As for Hurricane Katrina: contrary to Galloway’s assertion, here is what Hitchens wrote at the time, responding to those who argued that the US had to choose between aiding the victims of that catastrophe and continuing its missions in Iraq and Afghanistan:
…George Bush has already paid, as he should, a weighty political price for his literally fatal insouciance. What I cannot understand is why the people of Baghdad and Basra should be punished for a meteorological catastrophe in the Gulf of Mexico. We should get out and leave them to their own devices. We need the stuff at home, goddamn it. This has all the charm and beauty of John Kerry saying that we ought not to be opening firehouses in Baghdad while closing them in the United States. It also has all the easy appeal of a zero-sum, provincial, isolationist mentality.
…A scuttle from Iraq or from Afghanistan (where the Kabul-Kandahar highway also took a lot of time and equipment and manpower to build) would add to the number of stricken and broken cities in the world, and not reduce it.
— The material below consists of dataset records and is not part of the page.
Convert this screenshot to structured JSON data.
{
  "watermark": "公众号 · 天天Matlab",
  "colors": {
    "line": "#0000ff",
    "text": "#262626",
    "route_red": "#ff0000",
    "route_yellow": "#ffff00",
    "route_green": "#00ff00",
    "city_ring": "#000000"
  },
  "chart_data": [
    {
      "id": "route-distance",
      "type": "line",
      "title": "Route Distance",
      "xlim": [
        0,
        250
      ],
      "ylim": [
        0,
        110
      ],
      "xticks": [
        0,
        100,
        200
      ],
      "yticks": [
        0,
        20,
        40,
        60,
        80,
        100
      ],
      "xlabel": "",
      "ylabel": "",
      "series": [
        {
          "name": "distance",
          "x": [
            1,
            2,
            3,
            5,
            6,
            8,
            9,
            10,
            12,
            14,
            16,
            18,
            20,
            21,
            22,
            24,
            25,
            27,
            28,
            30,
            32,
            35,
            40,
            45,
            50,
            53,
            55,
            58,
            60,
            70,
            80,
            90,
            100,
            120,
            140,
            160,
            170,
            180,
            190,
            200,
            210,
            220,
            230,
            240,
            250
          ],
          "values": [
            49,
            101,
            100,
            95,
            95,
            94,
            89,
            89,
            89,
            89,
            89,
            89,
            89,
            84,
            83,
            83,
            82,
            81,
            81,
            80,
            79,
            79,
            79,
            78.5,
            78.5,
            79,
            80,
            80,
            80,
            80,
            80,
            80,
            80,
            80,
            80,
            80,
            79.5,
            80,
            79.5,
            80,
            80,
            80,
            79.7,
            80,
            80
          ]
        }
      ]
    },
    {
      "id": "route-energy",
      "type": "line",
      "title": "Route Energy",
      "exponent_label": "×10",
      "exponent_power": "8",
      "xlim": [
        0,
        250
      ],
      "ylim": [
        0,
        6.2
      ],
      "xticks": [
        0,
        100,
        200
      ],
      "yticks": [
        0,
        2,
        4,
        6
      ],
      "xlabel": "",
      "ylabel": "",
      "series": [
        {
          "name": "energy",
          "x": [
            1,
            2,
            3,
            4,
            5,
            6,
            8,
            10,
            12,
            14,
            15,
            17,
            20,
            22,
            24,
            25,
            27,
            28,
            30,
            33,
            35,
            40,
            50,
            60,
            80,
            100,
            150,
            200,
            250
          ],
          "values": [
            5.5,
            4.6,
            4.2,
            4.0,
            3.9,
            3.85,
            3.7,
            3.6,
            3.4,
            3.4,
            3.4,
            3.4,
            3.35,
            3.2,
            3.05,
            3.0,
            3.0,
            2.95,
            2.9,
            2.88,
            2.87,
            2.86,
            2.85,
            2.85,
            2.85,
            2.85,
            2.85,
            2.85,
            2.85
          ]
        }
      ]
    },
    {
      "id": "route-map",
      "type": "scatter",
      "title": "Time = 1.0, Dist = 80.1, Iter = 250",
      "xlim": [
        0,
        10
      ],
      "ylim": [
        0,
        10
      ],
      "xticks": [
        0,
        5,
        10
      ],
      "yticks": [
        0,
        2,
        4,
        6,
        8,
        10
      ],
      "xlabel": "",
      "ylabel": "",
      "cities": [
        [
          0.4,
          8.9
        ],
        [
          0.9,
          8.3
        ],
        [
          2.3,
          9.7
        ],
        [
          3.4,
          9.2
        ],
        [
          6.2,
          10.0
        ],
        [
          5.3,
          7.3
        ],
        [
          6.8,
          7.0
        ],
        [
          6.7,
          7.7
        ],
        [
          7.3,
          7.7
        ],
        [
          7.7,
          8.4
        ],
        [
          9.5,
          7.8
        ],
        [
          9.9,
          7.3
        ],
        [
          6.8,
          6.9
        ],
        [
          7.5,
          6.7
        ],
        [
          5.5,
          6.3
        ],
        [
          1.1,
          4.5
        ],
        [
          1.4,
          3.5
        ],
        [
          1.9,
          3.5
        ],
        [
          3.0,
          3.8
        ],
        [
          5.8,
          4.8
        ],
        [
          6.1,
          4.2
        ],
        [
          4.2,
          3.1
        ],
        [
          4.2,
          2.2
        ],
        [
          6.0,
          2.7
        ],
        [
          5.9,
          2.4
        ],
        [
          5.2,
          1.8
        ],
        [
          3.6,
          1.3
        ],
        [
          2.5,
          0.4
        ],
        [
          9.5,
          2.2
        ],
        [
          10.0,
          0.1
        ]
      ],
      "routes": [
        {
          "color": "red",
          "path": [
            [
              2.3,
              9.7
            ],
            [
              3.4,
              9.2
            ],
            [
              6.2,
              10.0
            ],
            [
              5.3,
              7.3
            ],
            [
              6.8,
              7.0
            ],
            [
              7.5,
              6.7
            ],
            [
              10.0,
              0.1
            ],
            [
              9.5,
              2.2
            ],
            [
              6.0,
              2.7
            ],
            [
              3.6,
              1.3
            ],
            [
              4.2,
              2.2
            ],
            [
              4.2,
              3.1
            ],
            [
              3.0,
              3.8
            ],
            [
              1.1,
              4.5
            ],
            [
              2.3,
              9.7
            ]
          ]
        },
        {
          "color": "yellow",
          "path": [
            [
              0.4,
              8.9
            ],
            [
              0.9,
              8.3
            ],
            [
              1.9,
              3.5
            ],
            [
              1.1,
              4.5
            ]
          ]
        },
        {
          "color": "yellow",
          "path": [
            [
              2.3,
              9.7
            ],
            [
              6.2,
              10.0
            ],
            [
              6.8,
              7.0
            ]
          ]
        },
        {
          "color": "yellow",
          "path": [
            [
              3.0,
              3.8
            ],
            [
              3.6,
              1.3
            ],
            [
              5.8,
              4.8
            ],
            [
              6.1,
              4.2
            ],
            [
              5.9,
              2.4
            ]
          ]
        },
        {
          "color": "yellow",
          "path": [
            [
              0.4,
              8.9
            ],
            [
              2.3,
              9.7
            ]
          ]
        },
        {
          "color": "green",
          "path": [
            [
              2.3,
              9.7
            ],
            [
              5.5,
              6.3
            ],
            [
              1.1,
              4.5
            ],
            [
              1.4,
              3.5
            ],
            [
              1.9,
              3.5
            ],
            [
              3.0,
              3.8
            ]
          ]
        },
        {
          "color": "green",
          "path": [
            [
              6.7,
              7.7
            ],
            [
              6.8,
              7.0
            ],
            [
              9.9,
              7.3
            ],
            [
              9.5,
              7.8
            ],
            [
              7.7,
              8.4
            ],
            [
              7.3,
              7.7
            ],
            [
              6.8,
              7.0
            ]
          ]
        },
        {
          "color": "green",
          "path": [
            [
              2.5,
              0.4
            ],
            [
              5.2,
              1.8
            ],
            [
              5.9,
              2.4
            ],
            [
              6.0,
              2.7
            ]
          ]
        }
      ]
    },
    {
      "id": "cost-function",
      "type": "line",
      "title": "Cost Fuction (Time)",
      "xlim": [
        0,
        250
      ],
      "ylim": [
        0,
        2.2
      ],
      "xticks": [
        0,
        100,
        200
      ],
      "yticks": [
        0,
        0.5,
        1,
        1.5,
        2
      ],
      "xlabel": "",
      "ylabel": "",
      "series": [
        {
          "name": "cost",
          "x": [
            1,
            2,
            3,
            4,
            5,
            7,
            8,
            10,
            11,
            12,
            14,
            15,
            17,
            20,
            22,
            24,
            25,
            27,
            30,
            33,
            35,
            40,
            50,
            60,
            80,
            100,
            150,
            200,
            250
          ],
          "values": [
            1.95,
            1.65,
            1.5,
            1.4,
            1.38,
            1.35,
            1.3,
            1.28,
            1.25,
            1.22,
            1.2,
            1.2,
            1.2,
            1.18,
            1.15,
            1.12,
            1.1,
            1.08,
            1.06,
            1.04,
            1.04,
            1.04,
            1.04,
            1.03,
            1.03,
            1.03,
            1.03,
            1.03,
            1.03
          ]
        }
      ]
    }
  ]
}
If liberalism and humanitarianism do not mean internationalism, they mean precisely nothing. Shame on those who try to turn the needy and the victims against each other.
There was an exchange of sorts between Galloway and Hitchens on Katrina at their notorious 2005 debate in New York. Hitchens reiterated his refusal to pit the victims of the hurricane against the people of Afghanistan and Iraq. He also praised the role of the federal troops who were belatedly sent to New Orleans to help restore order and provide urgent assistance.
If Galloway wants to interpret this as “backing” Bush’s botched handling of the disaster, it is a reflection of Galloway’s malice and/or stupidity rather than evidence of Hitchens’s support for the president.
But here’s some good news for George: there’s someone else who shares his apparent belief that Hitchens has descended to Hell where he belongs.
It’s none other that Cal Thomas, a widely-syndicated rightwing evangelical Christian columnist and contributor to Fox News, who wrote:
In this season when many celebrate the object of their faith, there is no joy in the death of one who had faith that God does not exist. Hitchens now knows the truth and that can only be the worst possible news for him.
George Galloway and Cal Thomas finding common ground? ‘Tis truly a Christmas miracle.